BANGOR, Maine — The bankruptcy trustee in the Montreal, Maine and Atlantic Railway case is casting a wide net in an effort to reach into deep corporate pockets to create a fund to compensate victims and help pay the enormous costs related to the Lac-Megantic rail disaster in Quebec last year.
In September, Robert Keach of Portland asked a federal bankruptcy judge to order nine international companies to turn over all documents that discuss the sale of crude oil obtained from the Bakken Foundation in North Dakota, then, shipped by truck and rail into and across Canada.
The motion, granted Wednesday by U.S. Bankruptcy Judge Louis Kornreich, compels ConocoPhillips, Shell Trading U.S. Co., Arrow Midstream Holdings LLC, Enersrco Energy LLC, InCorr Energy Group LLC, Marathon Oil Corp., Oasis Petroleum Inc. and QEP Resources Inc. to turn documents over to the trustee.
Keach has asked for any and all communications between the companies to and from the World Services group that owned the oil that was being shipped when the train crashed. Those companies include World Fuel Services Corp.; World Fuel Services Inc.; Western Petroleum Co.; World Fuel Services, Canada, Inc.; and Petroleum Transport Solution Inc. Western Petroleum leased the train cars.
“We’re in negotiations with people who have liabilities to make a contribution to a significant nine-figure fund.

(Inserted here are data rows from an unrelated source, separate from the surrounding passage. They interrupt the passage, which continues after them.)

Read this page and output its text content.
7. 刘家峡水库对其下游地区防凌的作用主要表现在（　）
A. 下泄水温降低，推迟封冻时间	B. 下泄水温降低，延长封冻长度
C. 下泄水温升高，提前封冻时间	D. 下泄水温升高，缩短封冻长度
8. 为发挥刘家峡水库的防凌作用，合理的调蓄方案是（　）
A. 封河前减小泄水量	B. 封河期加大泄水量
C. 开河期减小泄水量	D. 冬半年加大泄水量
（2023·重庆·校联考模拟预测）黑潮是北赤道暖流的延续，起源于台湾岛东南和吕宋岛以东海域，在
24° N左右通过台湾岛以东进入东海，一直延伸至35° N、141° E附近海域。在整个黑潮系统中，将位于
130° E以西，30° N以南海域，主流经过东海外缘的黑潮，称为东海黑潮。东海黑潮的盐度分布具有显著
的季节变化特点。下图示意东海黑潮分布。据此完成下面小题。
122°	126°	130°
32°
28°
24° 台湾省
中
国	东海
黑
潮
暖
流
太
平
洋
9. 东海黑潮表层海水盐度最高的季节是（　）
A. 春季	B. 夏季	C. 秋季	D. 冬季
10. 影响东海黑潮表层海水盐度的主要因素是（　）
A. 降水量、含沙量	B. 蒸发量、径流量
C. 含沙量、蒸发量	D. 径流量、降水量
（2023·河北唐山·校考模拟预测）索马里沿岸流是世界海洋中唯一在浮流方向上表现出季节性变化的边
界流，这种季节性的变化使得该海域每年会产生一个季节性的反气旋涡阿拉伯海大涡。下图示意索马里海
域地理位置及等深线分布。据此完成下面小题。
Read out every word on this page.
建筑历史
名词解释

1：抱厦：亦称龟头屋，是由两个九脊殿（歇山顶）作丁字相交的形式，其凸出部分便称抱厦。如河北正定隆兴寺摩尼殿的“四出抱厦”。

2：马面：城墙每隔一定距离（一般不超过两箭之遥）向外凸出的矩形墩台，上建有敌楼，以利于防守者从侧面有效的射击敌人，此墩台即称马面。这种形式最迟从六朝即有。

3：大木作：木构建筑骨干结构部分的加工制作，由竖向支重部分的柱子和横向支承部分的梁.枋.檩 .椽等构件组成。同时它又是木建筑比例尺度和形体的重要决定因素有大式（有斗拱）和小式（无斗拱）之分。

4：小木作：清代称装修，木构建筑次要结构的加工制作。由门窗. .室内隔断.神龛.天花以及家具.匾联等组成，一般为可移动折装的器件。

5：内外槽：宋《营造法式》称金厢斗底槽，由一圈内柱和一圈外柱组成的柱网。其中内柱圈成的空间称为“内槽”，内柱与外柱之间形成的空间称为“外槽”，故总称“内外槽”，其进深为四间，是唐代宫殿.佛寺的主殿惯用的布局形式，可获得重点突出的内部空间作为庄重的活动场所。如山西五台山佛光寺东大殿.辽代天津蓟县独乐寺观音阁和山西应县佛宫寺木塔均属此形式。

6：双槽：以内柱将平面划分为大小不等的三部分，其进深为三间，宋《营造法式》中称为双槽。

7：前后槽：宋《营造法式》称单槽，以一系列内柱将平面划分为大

Those negotiations continue,” Keach told the Toronto Globe and Mail in June when the railroad was sold for $15.85 million.
Keach was not available Wednesday to comment on the motion and referred questions to his associate, attorney D. Sam Anderson of Portland.
“Companies that are found to have a connection to the rail cars would give us grounds to add additional parties to the action against World Services,” Anderson said Wednesday. “We are working to maximize recovery for the benefit of the [bankruptcy] estate.”
If the bankruptcy attorneys are able to pull together a settlement that would benefit the victims in Lac-Megantic, costly and lengthy litigation in Canada and the U.S. could be avoided, Keach has said. Wrongful death lawsuits pending in U.S. District Court in Maine have been stayed pending the outcome of the settlement efforts.
Anderson said Wednesday that he hoped payments to victims from the settlement would be available by next summer — the second anniversary of the derailment.
Insurance will provide just $25 million for victims, according to previously published reports. The total environmental cleanup alone in Lac-Megantic has been estimated at between $200 million and $500 million.
The derailment and ensuing fire and explosions killed 47 people, forced another 2,000 from their homes and destroyed much of the downtown core in the village of fewer than 6,000 residents, according to Reuters.
The unmanned train with 72 tank cars full of crude oil roared into Lac-Megantic after a seven-mile downhill run, reaching a top speed of 65 mph, on July 6, 2013, derailing at 1:15 a.m. and releasing 1.5 million gallons of oil that burst into an inferno, a report prepared by the Transportation Safety Board of Canada concluded.
The explosion was caused by the low flash point of the oil. The tanks that carried the oil also were not properly labeled.
More than 1 million barrels of crude are extracted each day from shale formations underneath North Dakota making it the nation’s second-largest oil producer after Texas, Reuters reported in September. More than 60 percent of Bakken crude leaves the state on trains.